Here is one example:

set htmlString to "This is a link: <a href=\"https://duck.com\">link</a>"

set mdString to do shell script "/usr/bin/sed -E -e 's|<a href=\"|[link](|g' -e 's|\">link</a>|)|g' <<< " & htmlString's quoted form

Result:

"This is a link: [link](https://duck.com)"

This can also be down without the use of the do shell script command, as in this example:

set htmlString to "This is a link: <a href=\"https://duck.com\">link</a>"

set htmlString to findAndReplaceInText(htmlString, "<a href=\"", "[link](")
set htmlString to findAndReplaceInText(htmlString, "\">link</a>", ")")

on findAndReplaceInText(theText, theSearchString, theReplacementString)
    set AppleScript's text item delimiters to theSearchString
    set theTextItems to every text item of theText
    set AppleScript's text item delimiters to theReplacementString
    set theText to theTextItems as string
    set AppleScript's text item delimiters to ""
    return theText
end findAndReplaceInText

Result:

"This is a link: [link](https://duck.com)"

If This is a link: <a href="https://duck.com">link</a> is in a file or on the clipboard, the escaping is done automatically when assigning it to a variable.
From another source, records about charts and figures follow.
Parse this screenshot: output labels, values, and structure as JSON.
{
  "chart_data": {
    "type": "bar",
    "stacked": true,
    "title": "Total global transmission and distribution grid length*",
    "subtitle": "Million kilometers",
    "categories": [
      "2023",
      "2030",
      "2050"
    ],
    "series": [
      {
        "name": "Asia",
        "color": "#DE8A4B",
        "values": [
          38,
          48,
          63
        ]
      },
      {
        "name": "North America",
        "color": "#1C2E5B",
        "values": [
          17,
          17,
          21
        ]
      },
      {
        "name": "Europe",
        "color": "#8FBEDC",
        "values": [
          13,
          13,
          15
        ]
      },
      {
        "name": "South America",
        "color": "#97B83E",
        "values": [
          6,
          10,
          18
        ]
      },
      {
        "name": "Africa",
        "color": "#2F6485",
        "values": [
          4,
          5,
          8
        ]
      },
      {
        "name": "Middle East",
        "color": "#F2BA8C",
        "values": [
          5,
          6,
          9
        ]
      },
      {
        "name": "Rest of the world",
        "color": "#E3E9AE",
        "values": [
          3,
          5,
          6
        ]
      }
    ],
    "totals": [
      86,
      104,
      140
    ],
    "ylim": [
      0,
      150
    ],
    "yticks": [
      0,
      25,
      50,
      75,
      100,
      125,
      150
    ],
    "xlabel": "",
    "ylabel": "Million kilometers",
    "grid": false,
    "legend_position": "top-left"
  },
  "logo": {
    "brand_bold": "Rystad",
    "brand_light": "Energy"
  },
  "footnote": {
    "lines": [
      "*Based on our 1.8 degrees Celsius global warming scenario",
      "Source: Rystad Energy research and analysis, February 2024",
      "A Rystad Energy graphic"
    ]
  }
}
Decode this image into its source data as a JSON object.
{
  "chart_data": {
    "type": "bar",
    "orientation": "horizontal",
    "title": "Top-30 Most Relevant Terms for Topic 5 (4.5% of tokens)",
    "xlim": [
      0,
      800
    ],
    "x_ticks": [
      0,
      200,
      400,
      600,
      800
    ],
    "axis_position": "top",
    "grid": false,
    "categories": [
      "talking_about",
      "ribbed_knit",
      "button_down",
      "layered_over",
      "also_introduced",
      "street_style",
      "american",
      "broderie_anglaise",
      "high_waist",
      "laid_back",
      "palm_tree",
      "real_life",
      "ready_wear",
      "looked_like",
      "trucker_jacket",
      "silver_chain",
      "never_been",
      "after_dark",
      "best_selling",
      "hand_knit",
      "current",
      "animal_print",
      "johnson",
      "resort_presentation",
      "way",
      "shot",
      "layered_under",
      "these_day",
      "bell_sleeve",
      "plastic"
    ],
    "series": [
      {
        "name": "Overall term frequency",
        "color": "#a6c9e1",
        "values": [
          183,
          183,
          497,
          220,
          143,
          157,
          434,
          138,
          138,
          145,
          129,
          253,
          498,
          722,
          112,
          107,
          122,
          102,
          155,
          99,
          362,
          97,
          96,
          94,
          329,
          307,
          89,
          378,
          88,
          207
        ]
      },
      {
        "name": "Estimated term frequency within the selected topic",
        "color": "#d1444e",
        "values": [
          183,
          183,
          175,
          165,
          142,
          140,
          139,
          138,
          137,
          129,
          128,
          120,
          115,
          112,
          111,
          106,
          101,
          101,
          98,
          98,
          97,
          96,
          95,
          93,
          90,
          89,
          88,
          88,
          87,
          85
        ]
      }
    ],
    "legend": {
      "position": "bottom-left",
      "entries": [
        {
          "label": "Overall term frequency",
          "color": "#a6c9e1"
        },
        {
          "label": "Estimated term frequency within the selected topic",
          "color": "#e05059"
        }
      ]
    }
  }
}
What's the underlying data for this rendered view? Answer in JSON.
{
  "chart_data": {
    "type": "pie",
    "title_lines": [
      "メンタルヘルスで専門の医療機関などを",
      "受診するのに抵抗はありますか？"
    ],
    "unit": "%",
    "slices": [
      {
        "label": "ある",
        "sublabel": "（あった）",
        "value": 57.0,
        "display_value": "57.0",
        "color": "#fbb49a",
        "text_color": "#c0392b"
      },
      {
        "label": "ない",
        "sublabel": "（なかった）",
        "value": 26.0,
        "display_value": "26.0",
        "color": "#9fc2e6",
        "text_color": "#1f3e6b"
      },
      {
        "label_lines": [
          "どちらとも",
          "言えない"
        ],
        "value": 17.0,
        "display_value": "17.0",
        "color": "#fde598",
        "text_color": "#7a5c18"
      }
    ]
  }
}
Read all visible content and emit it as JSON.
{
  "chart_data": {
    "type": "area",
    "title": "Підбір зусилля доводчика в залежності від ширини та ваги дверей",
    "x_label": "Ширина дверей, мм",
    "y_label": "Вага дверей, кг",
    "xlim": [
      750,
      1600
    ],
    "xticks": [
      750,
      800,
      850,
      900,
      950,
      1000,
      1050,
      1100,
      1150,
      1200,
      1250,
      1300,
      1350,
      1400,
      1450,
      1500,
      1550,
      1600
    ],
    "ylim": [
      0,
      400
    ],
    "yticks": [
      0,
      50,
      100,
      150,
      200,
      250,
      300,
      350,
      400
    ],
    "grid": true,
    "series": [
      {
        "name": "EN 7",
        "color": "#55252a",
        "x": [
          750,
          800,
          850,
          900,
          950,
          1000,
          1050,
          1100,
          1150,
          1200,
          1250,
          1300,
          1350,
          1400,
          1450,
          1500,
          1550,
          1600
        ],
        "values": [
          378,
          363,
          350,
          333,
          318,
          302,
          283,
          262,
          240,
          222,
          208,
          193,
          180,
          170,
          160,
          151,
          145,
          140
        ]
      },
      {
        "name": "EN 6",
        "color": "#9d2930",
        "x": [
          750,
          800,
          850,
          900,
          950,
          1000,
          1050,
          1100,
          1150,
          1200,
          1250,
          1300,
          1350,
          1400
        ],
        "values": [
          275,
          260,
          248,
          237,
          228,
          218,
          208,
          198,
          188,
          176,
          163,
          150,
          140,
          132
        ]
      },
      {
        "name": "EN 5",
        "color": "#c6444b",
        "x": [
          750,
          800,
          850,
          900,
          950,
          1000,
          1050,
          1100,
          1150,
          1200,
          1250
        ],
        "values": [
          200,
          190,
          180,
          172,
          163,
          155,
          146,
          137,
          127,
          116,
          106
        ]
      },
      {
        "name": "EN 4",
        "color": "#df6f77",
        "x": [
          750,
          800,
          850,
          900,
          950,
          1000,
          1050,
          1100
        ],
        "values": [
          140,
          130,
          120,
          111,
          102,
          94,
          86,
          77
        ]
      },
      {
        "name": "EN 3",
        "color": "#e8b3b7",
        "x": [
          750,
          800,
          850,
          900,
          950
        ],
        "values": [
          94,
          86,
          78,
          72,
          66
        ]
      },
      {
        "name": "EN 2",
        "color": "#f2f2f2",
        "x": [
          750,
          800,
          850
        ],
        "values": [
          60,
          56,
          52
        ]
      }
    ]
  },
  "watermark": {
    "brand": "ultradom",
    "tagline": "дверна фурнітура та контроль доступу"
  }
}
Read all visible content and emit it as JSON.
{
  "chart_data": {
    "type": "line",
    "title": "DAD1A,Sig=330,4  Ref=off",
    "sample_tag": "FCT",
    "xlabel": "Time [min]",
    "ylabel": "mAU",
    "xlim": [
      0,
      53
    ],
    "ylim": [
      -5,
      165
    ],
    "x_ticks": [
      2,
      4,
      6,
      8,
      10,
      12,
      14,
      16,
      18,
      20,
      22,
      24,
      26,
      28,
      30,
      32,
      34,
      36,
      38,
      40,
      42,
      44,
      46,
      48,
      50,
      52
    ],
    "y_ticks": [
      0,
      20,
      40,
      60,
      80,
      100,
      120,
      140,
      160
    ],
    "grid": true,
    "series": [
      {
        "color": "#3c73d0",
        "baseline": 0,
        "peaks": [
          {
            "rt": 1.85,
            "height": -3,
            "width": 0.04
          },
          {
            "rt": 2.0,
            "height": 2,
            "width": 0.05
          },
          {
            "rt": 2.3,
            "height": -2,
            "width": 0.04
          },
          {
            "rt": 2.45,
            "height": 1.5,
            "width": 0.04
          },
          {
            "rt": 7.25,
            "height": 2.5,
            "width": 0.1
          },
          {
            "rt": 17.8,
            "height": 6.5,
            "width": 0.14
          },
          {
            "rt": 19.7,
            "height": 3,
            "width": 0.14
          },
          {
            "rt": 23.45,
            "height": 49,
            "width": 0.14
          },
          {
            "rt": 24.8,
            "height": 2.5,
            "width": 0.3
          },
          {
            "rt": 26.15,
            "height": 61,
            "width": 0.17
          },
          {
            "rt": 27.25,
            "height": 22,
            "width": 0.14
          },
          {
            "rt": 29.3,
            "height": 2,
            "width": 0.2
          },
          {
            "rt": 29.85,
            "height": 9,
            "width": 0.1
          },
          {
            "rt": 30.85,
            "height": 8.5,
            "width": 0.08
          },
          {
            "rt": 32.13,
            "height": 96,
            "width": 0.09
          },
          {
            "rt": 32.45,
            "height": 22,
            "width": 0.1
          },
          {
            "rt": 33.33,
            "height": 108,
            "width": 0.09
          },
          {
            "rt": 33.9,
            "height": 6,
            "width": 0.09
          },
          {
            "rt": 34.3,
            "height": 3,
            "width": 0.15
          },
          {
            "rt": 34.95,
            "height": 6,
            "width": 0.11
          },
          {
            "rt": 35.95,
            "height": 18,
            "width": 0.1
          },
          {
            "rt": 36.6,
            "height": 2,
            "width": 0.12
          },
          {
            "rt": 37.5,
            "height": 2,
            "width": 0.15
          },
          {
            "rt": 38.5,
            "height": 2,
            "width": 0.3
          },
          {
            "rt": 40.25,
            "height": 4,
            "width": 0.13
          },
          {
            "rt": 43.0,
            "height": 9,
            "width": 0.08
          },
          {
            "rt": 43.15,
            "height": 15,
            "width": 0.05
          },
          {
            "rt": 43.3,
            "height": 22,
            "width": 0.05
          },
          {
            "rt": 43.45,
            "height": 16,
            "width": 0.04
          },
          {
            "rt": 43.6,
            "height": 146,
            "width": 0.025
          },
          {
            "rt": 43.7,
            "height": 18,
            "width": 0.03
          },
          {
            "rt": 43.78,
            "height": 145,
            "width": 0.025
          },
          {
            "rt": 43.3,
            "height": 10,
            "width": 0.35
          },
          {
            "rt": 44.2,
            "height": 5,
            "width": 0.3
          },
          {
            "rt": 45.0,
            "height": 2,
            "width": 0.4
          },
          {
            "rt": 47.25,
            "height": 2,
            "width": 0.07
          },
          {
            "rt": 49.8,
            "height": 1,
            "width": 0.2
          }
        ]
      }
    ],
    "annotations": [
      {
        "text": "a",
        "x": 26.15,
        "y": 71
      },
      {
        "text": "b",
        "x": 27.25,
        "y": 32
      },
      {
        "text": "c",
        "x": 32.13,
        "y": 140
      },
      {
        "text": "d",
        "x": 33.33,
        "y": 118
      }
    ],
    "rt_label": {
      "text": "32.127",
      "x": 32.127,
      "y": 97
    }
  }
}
You then only need to escape the " in the sed command as shown in the example above.


Other examples:

If This is a link: <a href="https://duck.com">link</a> in in a file:

set htmlFile to "/path/to/filename/ext"
set htmlString to read htmlFile
set mdString to do shell script "/usr/bin/sed -E -e 's|<a href=\"|[link](|g' -e 's|\">link</a>|)|g' <<< " & htmlString's quoted form

Or, processing the file directly:

set htmlFile to "/path/to/filename.ext"
set mdString to do shell script "/usr/bin/sed -E -e 's|<a href=\"|[link](|g' -e 's|\">link</a>|)|g'" & space & htmlFile's quoted form

If This is a link: <a href="https://duck.com">link</a> is on the clipboard:

set htmlString to (the clipboard as text)
set mdString to do shell script "/usr/bin/sed -E -e 's|<a href=\"|[link](|g' -e 's|\">link</a>|)|g' <<< " & htmlString's quoted form

Note: The use of the findAndReplaceInText() handler can also be used in place of the do shell script command in these other examples.